Once the PCA is completed, a written report is compiled and delivered to the client within an acceptable time frame. The report may include such items as concerns observed, recommendations for repairs or further inspections, opinions of the likely cost of future capital projects, and Americans with Disabilities Act (ADA) compliance surveys.

==History==
The PCA process began to formalize in the early 1990s as a response to the Resolution Trust Corporation, and as more pension-fund type investors started to take an interest in commercial real estate. It became standard operating procedure to obtain a PCA at the time of purchase or refinancing of commercial properties. The process of performing PCAs began to become routine and formalized with the increased demand; however, there were still many inconsistencies. A 1995 Standard & Poor's Guide further defined the process. In 1999 ASTM released a standard called 2018–99. Since 2000, tremendous growth in the securitized lending market, or commercial mortgage-backed securities, caused a spike in the completion of these reports as they were required to complete a deal. The ComSOP was originally approved as an International Standard on November 24, 2008. It was last revised in 2019, and supersedes all previous editions. This has led to advancements and convergence on the scope, methodology and cost. ASTM 2018-15 and ComSOP 2018 are generally accepted in the industry as the current guidance for content and practice.

PCAs are used by various parties to support their financial modeling of the property. They are intended to be unbiased technical opinions of the upcoming capital work required at the property, but can reflect the ownership strategy of the building owner. For example, a long-term building owner like a pension fund may take a different approach to capital projects than an owner with a shorter-term ownership horizon.
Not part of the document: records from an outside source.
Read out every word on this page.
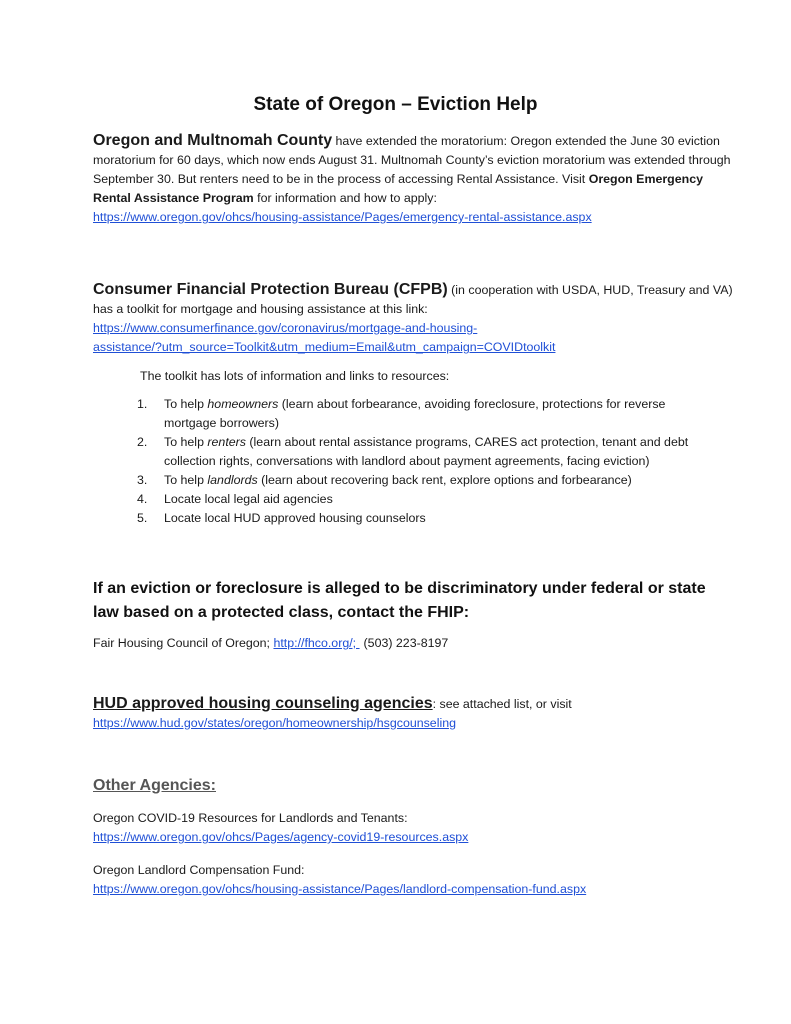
State of Oregon – Eviction Help
Oregon and Multnomah County have extended the moratorium: Oregon extended the June 30 eviction moratorium for 60 days, which now ends August 31. Multnomah County’s eviction moratorium was extended through September 30. But renters need to be in the process of accessing Rental Assistance. Visit Oregon Emergency Rental Assistance Program for information and how to apply:
https://www.oregon.gov/ohcs/housing-assistance/Pages/emergency-rental-assistance.aspx
Consumer Financial Protection Bureau (CFPB) (in cooperation with USDA, HUD, Treasury and VA) has a toolkit for mortgage and housing assistance at this link:
https://www.consumerfinance.gov/coronavirus/mortgage-and-housing-
assistance/?utm_source=Toolkit&utm_medium=Email&utm_campaign=COVIDtoolkit
The toolkit has lots of information and links to resources:
1. To help homeowners (learn about forbearance, avoiding foreclosure, protections for reverse mortgage borrowers)
2. To help renters (learn about rental assistance programs, CARES act protection, tenant and debt collection rights, conversations with landlord about payment agreements, facing eviction)
3. To help landlords (learn about recovering back rent, explore options and forbearance)
4. Locate local legal aid agencies
5. Locate local HUD approved housing counselors
If an eviction or foreclosure is alleged to be discriminatory under federal or state law based on a protected class, contact the FHIP:
Fair Housing Council of Oregon; http://fhco.org/; (503) 223-8197
HUD approved housing counseling agencies: see attached list, or visit
https://www.hud.gov/states/oregon/homeownership/hsgcounseling
Other Agencies:
Oregon COVID-19 Resources for Landlords and Tenants:
https://www.oregon.gov/ohcs/Pages/agency-covid19-resources.aspx
Oregon Landlord Compensation Fund:
https://www.oregon.gov/ohcs/housing-assistance/Pages/landlord-compensation-fund.aspx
The PCA author strives to understand the ownership objectives so they can be considered when developing the list of forecasted projects.

Individual owners, buyer and lessees also order PCAs for knowledge of general conditions before leasing or purchasing, and upon the termination of a lease for proof of any required maintenance or deposit recovery.

==Scope==
PCAs utilize building diagnostics to identify problems, but diagnostics go further to determine solutions and predict outcomes to the found problems. A PCA covers eleven major areas:

1. Building site (topography, drainage, retaining walls, paving, curbing, lighting)
2. Building envelope (windows and walls)
3. Structural (foundation and framing)
4. Interior elements (stairways, hallways, common areas)
5. Roofing systems
6. Mechanical systems (heating, ventilation, and air conditioning)
7. Plumbing
8. Electrical systems
9. Vertical transportation (elevators and escalators)
10. Life safety, ADA, code compliance, air quality (fire codes, accessibility, water intrusion, mold)
11. Optionally: site-specific testing, like infrared thermography for energy loss, air leakage, roofing and building envelope moisture intrusion

The site inspection should be a thorough and representative picture of the structure and above mentioned building systems. For larger buildings, a rule of thumb is to view 10% of the building; however, depending on the structure, floor plan and building systems, this may not be enough to afford a representative picture. The report should include a narrative summary of the building type and condition, and cost tables of the immediate and long-term expenses of the building maintenance.

==Value proposition and users==
The users of a PCA may include a seller, a potential buyer, a lender, an investor or an owner.

The reports may be of use for:
- Negotiating the purchase price of a property (buyer)
- Capital or strategic planning (an owner)
- Loan approval (a lender)
- Triple Net Lease (NNN) (lessee/leassor)
- Predictive/preventive maintenance
- Insurance evaluations (an owner, insurance agency)

==Cost tables==
The executive summary of a PCR is effectively the replacement reserves cost table. The report may be 20-40 pages in length; however, this table summarizes most of the deferred maintenance items found.

These tables may be from 8 years in length to 40 or even more. The typical table is 12 years for most CMBS work (loan term plus two years).

Properties fall into one of two main categories. They are either per unit/bed/pad/room (apartment, hospital, mobile home park, hotel, respectively), or done on a square foot basis (commercial and industrial).